LoqiRoam · 旅日記

音量の違う横浜を歩く

商店街の生活音から大岡川、山手の静けさ、中華街の喧騒を経て、赤レンガ倉庫で港の風にほどけた。

吉野町を出たとき、目的地はまだ決まっていなかった。まず横浜橋通商店街へ入り、惣菜を選ぶ声や食材店の呼びかけに身を預けた。そこから大岡川へ向かうと、道の密度がほどけ、水の細い連続音が車の音の下から浮かんできた。蒔田公園では川が二つに分かれる場所に立ち、街の流れにも分岐点があるのだと思った。坂を上った先の大佛次郎記念館と港の見える丘公園では、展示と庭の静けさが耳の奥を冷ましてくれた。けれど中華街に入ると、呼び込み、調理音、食器の触れる音が一斉に近づく。最後は赤レンガ倉庫まで歩き、広い床に返る足音と海風を聞いた。名所を集めたというより、暮らし、川、記憶、食、港の順に横浜の音量をたどった一日だった。

この旅の足跡

  1. 横浜橋通商店街では、惣菜を選ぶ声と店先の包丁の音が道にこぼれている。
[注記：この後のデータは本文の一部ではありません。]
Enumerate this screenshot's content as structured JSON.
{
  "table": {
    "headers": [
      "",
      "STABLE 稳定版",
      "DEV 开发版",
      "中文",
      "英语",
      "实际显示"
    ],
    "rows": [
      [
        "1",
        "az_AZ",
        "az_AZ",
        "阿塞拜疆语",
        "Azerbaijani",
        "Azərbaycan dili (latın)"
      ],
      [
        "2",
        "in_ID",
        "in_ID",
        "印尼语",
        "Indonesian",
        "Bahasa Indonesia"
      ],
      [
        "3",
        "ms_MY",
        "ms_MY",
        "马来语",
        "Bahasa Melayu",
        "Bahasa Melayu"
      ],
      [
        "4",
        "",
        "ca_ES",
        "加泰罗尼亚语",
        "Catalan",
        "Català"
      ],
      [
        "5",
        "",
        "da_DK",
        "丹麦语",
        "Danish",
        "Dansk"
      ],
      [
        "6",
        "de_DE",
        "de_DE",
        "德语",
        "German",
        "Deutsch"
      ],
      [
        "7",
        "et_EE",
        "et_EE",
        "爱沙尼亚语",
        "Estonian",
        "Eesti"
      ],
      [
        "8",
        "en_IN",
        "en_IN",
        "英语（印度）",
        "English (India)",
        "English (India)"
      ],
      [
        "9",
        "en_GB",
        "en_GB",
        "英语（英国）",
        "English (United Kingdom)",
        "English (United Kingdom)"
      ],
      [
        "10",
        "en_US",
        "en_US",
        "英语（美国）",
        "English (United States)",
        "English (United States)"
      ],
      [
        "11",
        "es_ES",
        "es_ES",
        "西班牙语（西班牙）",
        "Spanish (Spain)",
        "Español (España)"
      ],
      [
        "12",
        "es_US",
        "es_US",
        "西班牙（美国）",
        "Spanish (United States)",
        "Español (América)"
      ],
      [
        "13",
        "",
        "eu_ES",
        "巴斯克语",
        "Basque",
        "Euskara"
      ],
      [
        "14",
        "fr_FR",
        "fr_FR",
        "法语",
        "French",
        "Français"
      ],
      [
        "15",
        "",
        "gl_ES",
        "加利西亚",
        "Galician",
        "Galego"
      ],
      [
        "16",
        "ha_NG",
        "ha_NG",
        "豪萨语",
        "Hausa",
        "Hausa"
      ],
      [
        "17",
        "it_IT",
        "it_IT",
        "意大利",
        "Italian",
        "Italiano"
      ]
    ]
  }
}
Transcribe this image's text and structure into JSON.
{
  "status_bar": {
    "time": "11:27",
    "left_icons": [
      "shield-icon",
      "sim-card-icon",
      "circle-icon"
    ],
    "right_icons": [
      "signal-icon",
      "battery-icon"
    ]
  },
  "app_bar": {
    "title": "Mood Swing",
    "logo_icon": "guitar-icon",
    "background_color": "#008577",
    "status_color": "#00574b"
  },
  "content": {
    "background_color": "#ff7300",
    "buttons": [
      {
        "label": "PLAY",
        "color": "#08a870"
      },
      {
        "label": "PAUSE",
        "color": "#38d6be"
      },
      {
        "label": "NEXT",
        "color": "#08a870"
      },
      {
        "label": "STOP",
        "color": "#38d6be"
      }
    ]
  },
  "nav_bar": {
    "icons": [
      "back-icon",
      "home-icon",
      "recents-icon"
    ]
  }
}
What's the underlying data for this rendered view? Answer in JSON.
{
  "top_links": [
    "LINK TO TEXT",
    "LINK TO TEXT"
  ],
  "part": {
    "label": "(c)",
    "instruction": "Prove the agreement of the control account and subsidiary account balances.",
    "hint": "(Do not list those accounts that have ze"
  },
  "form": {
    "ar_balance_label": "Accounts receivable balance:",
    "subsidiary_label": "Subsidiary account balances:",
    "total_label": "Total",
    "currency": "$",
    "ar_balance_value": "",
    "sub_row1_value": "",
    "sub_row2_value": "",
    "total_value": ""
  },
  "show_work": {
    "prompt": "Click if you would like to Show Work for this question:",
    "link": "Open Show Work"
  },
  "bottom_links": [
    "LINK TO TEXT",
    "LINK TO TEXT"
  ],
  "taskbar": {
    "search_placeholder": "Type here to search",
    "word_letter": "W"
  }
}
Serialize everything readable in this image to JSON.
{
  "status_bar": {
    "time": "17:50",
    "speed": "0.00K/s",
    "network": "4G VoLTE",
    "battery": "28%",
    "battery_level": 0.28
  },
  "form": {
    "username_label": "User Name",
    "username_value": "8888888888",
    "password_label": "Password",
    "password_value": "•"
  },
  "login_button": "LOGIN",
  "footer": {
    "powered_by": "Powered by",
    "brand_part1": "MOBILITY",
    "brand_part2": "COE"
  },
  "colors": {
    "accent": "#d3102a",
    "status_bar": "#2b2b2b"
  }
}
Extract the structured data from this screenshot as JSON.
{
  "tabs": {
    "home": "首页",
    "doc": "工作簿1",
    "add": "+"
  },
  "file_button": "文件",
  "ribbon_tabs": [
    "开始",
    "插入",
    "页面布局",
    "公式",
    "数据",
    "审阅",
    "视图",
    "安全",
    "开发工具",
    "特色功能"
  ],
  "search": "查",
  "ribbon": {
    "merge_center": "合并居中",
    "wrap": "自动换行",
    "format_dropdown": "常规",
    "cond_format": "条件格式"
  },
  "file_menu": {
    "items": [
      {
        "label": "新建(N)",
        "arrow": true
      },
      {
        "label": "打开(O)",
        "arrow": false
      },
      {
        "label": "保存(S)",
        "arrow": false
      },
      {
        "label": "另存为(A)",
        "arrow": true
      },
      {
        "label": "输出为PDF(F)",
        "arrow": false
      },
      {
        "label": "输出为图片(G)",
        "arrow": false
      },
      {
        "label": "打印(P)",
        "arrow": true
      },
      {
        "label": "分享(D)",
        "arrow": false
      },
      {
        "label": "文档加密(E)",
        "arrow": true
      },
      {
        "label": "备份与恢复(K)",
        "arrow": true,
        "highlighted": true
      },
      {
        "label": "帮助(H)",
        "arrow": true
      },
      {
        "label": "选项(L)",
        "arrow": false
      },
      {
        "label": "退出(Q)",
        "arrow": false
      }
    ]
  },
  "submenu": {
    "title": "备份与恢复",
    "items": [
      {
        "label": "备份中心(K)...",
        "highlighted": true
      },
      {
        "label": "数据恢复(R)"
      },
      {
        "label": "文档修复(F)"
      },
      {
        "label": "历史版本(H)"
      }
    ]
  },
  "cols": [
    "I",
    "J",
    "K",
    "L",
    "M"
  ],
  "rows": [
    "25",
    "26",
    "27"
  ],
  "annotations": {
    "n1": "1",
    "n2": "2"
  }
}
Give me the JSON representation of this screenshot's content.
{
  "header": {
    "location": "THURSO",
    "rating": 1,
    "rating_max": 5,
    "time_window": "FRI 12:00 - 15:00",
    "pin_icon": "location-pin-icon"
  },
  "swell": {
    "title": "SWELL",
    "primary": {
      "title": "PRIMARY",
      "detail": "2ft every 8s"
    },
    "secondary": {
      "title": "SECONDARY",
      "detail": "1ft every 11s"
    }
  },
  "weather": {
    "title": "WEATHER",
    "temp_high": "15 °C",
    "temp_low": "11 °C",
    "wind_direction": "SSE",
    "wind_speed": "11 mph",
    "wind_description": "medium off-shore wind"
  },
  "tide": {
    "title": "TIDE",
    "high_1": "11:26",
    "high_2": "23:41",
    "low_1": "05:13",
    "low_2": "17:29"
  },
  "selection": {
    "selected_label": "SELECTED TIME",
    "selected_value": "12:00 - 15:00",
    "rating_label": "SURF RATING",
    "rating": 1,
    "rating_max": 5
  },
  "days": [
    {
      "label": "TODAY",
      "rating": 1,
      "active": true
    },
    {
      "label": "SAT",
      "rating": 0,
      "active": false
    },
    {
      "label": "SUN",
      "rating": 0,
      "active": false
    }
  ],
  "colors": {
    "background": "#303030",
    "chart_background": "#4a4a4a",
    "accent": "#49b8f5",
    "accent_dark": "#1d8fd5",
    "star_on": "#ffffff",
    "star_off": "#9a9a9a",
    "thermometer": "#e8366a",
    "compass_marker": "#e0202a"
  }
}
老舗と韓国・ベトナム・中国の食材店が並ぶのが面白い。
  2. 大岡川沿い約5kmに約700本の桜並木が続く。花の季節でなくても、水面と車音のあいだに細い流れの音があり、街の歩幅が少し遅くなる。
  3. 蒔田公園は大岡川と中村川の分岐点にあり、親水施設も整えられている。水の行き先が二つに分かれる場所で、音まで分岐する気がした。
  4. 大佛次郎記念館のある港の見える丘公園一帯には、旧外国人居留地の文化施設が続く。展示を見る人の声が、坂の静けさに吸い込まれていった。
  5. 港の見える丘公園は24時間開園で、展望台から港とベイブリッジを望める。約330種のバラがある庭では、風の音が景色を遠くまで運んでいた。
  6. 横浜大世界は中華街の天長門正面にあり、10時から21時まで営業している。呼び込み、調理音、食器の触れる音が一度に近づき、街の音量が急に変わった。
  7. 赤レンガ倉庫は1号館が10時から19時、2号館が11時から20時。広い床に足音が返り、海側では風が音をさらう。古い荷の場所が散歩の舞台になっていた。